Luarlindo Ernesto, repórter do Jornal O DIA.Daniel Castelo Branco

Eu, e a maioria absoluta dos mais velhos da Água Santa, aguarda a Hora H e o Dia D da quarta dose da vacina contra a covid-19. Ah, e a que afasta a gripe, anual, também. Enquanto isso, ainda na pandemia, fico na caverna, isolado e cercado de cuidados para não ser contaminado.
Parece que vivo em regime de prisão domiciliar. Os amigos e vizinhos, com juízo, também. Pelo menos, os passarinhos agradecem a minha presença diária no quintal, distribuindo o alimento duas vezes ao dia. Vez por outra, bate uma melancolia quando vejo as pessoas passando pela rua, indo e vindo, sem máscaras, na maior liberdade. Bolas, terrível viver em outro mundo, pelo menos sem grades. Só mesmo os vizinhos para quebrar a rotina e a monotonia.
Agorinha, Fred ligou: "Acho melhor fazer cerveja em casa". E justificou: "Tá muito cara no mercado".

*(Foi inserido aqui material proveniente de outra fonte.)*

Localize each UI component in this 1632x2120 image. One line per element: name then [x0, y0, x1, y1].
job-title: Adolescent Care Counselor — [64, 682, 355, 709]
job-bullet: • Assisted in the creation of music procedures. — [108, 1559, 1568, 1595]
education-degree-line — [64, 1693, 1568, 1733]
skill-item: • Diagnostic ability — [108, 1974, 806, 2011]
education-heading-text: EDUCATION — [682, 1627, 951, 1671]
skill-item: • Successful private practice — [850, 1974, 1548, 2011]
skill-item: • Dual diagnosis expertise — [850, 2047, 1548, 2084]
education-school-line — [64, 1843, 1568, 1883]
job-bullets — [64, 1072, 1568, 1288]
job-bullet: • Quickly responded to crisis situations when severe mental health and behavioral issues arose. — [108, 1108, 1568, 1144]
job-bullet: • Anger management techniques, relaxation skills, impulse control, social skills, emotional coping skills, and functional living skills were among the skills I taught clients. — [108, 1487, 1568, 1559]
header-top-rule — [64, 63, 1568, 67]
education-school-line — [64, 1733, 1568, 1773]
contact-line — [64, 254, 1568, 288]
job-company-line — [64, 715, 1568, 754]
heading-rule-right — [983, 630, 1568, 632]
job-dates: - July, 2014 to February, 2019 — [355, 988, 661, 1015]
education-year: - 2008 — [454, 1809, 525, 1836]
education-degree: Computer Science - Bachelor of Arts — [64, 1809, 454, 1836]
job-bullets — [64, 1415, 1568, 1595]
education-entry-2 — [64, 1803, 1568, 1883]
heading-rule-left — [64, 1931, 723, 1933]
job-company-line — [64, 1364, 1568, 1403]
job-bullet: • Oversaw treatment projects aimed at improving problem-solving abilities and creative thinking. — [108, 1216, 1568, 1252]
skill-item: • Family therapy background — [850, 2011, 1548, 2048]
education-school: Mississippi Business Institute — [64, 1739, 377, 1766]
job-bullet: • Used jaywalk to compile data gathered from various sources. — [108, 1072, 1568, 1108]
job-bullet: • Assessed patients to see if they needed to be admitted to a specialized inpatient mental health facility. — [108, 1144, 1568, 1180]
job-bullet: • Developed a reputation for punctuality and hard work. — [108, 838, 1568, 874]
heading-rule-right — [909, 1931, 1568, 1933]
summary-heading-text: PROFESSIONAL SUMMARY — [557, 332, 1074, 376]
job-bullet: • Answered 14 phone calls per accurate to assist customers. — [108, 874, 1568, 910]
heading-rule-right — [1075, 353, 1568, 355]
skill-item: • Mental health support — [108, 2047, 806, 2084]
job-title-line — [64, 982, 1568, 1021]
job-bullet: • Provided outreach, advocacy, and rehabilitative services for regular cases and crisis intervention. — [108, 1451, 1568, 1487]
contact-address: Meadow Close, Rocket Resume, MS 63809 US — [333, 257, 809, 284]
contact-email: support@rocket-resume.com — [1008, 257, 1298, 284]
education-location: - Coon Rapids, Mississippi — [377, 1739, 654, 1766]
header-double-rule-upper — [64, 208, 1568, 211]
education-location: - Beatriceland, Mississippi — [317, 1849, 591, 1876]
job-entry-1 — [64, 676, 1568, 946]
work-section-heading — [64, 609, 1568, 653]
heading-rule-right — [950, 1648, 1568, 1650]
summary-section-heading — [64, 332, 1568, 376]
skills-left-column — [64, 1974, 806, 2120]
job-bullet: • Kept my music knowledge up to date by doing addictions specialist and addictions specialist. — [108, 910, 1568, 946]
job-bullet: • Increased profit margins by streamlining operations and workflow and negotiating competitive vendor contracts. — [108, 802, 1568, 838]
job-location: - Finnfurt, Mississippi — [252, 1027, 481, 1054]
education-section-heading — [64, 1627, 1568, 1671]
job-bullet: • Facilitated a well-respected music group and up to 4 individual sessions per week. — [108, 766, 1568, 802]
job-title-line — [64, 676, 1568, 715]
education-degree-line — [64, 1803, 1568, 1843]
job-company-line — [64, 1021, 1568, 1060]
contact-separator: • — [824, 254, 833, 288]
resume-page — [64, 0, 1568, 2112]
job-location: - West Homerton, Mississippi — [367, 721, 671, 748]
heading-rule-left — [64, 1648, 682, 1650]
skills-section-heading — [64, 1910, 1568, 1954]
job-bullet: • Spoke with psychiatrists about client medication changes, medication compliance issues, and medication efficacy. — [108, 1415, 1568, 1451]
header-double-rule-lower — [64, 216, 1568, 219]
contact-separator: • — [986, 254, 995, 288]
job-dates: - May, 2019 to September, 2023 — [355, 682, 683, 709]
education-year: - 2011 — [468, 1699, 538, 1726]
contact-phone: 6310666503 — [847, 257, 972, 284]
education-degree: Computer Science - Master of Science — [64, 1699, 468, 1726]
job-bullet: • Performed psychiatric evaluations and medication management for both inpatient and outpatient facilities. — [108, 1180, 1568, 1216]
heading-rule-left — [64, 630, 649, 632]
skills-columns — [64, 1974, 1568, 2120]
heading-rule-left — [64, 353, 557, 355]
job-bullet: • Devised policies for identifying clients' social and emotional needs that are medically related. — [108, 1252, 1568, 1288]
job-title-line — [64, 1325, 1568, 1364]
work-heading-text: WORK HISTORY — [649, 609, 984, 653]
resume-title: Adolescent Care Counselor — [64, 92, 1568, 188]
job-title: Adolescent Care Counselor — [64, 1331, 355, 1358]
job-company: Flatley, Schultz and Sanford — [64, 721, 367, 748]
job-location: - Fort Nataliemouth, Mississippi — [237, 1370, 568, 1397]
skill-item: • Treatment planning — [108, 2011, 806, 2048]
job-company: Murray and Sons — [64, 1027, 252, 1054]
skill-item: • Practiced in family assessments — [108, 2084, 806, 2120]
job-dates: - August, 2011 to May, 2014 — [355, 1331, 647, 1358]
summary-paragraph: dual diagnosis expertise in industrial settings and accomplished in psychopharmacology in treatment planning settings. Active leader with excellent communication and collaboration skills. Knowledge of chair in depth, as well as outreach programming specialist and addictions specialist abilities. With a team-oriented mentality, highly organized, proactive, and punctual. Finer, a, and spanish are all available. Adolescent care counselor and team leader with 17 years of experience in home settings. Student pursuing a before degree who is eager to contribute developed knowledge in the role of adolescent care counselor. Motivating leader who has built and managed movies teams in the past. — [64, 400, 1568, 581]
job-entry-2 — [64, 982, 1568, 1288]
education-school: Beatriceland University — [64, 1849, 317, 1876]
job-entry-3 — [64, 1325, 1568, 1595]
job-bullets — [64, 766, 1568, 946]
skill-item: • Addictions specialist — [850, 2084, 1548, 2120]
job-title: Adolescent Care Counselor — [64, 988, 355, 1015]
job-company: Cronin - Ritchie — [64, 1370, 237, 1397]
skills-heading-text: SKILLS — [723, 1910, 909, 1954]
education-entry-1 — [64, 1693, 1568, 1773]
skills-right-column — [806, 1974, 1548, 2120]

É, o custo de vida disparou. Ibiapina, parece que não notou a alta de preços. Ele, no dia anterior, passou no quintal, quando eu estava trabalhando no deck, e sugeriu uma churrascada na casa do Fred.
"Ô Luar, compramos umas picanhas e queimamos a carne no Fred", disse. Não tive tempo de raciocinar. "Legal ! Bolas, picanha na brasa, amigos, pede umas cervejas para acompanhar". Mas, será que Fred sabe dos planos do Ibiapina?"
Desligando os aparelhos de trabalho, arrisquei a pergunta: "Já perguntou a ele?". A risada respondeu que não. Eu desconfiei. Então, Ibiapina não deve saber dos planos da cerveja artesanal. Fred não é um esbanjador. Mas adora churrasco e cerveja. Principalmente da bebida. Não esqueçam que ele é suíço...Com a idade, só dispensou bebidas destiladas. E é apaixonado por feijoada, mocotó, e comidas típicas da terra natal. Ah, e gosta de receber os amigos.
Para isso, construiu nos fundos da casa, uma espécie de ambiente acolhedor, quase um galpão, com geladeira, cafeteira, pia, churrasqueira, mesa enorme e banheiro acessível. Tudo com entrada independente da casa. Detalhe: longe dos olhos e ouvidos dos vizinhos. Ele é o 'Faz Tudo' aqui dos amigos.

Lembram do ditado "tudo com preços pela hora da morte" ? Acho que, atualmente, mudou para "tudo pela hora da vida". A maneira de encarar churrasco com cerveja é chamar mais amigos. Tudo dividido, Assim, a rachadinha - não é a que os políticos usam - facilita o encontro.
Porém, pura matemática: mais bocas, significa mais cerveja e mais carne. Tudo proporcional. Então, não pode ser rachadinha. Tem que ser rachadão. Melhor fazer cálculos, tipo custo/benefício, entenderam? E eu, querendo cortar custos aqui na caverna... Pensei até em cortar o milho picado e o alpiste dos passarinhos. Mas, o que vou oferecer aos pequenos animais que povoam meu quintal? Farelo de pão e água?
Fiquei pensando no tempo que tinha uma horta bem mais sortida. Legumes, tomates-cereja, batatas, cenouras, repolho. Até aipim e cana ! Claro, uma moenda. Misturava o caldo com rum. Maravilha. E, galinhas e codornas. Eu era feliz e não sabia. Uma ocasião, a filha do meio, apertou uma codorna. Eu corri para socorrer a pequena ave das mãos da menina: "Filha, o que você tá fazendo?". E ela, na santa inocência: "Quero que ela dê mais ovinhos..."

Mas, quanto ao churrasco, resolvi reunir a turma, com todo o protocolo da Organização Mundial de Saúde, e botar o assunto em discussão. Sim, com o plenário cheio. Maioria simples, com o estudo do custo/benefício em questão. Evidente que, com o quintal cheio de vizinhos, a cerveja rolou. Céus, que calor. Que votação tumultuada. Foi uma das mais longas sessões do plenário da Água Santa, aqui no quintal. O resultado? Vai rolar churrascada no próximo final de semana, com placar unânime.
Em outra ocasião, bem mais pra frente, vamos discutir o custo de vida, o tal "tá pela hora da vida".